Diagnostic Errors and Test Results Top ECRI Institute's Patient Safety List

March 12, 2019

ECRI Institute names diagnostic errors and improper management of test results in electronic health records (EHRs) among the most serious patient safety challenges facing healthcare leaders in 2019. Released in conjunction with National Patient Safety Awareness week, ECRI’s Top 10 Patient Safety Concerns for 2019 raises the profile of safety issues that pose risks to patients and healthcare providers.

“Medical errors are the third leading cause of death in the country,” says Marcus Schabacker, MD, PhD, president and CEO of ECRI Institute. “This guidance can help healthcare leaders and clinicians save lives.”

Diagnostic errors and managing test results remain in the top spot two years in a row. While many healthcare providers rely on EHRs to help with clinical decision support and tracking test results, technology is just one tool in the diagnostic process, according to William Marella, executive director of operations and analytics, ECRI Institute PSO.

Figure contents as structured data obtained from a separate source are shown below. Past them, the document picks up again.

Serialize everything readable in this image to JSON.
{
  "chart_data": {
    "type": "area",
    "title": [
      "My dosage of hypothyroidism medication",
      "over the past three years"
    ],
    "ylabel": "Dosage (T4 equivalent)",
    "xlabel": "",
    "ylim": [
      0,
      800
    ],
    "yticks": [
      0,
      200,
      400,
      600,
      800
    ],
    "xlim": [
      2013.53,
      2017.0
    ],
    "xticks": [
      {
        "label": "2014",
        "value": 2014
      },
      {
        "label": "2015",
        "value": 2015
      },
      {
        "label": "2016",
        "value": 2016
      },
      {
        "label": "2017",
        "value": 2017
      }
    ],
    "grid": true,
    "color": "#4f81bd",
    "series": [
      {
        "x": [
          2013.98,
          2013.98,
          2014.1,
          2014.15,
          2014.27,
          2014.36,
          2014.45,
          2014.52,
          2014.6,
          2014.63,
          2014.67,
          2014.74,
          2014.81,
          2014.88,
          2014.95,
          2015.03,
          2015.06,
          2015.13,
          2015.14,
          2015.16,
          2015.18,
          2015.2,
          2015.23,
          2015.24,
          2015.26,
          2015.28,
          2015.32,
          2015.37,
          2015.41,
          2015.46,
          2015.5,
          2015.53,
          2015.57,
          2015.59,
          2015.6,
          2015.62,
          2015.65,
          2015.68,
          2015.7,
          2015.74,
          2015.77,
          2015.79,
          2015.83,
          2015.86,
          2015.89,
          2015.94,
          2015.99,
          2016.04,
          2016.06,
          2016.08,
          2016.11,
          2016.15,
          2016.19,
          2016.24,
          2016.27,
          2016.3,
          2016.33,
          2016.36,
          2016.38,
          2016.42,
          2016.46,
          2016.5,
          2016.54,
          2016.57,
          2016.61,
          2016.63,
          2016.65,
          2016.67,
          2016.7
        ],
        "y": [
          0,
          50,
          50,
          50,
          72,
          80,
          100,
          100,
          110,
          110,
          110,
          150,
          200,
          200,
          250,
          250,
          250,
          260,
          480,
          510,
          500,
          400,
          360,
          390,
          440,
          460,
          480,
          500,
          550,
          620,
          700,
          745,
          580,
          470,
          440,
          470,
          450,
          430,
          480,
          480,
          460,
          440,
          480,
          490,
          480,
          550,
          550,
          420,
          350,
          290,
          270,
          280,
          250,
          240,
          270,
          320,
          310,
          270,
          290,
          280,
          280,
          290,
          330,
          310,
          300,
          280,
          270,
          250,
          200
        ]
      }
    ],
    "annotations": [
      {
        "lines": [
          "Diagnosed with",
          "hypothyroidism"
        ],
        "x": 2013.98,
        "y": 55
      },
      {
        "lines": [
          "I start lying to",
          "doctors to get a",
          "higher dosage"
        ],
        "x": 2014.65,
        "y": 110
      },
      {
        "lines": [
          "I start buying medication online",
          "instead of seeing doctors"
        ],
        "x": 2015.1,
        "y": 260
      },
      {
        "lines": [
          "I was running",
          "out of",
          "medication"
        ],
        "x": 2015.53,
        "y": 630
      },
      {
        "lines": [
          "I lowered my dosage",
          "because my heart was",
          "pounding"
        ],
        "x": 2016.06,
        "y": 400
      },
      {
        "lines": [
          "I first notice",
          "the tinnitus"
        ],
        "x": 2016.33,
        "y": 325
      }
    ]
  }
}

“We have to recognize the limits of current technology and ensure that we have processes in place to close the loop on diagnostic tests,” says Marella. “This safety issue cuts across acute and ambulatory settings, requiring teamwork across the health system.”

ECRI Institute’s 2019 list of concerns addresses systemic issues facing health systems, such as behavioral health concerns, clinician burnout, and skills development. Mobile health technology, number four on the list, opens up a world of opportunities by transporting healthcare to the home, but also presents potential risks.

The report also highlights ongoing clinical issues with infections from peripheral IV lines, sepsis, and antimicrobial stewardship. In the outpatient setting, at least 30 percent of antibiotic use is unnecessary.

ECRI’s list of patient safety concerns does not necessarily represent the issues that occur most frequently or are most severe. It identifies new risks, how existing concerns may be changing because of new technology or care delivery models, and persistent issues that need renewed attention or that might have additional solutions.

Topics are selected each year by a broad multi-disciplinary team of patient safety analysts, infection preventionists, and clinicians at ECRI Institute. They identify safety concerns based on member inquiries, root cause analyses, and adverse events submitted to ECRI’s Patient Safety Organization (PSO). ECRI Institute PSO has received more than 2.7 million event reports and reviewed hundreds of root-cause analyses since 2009.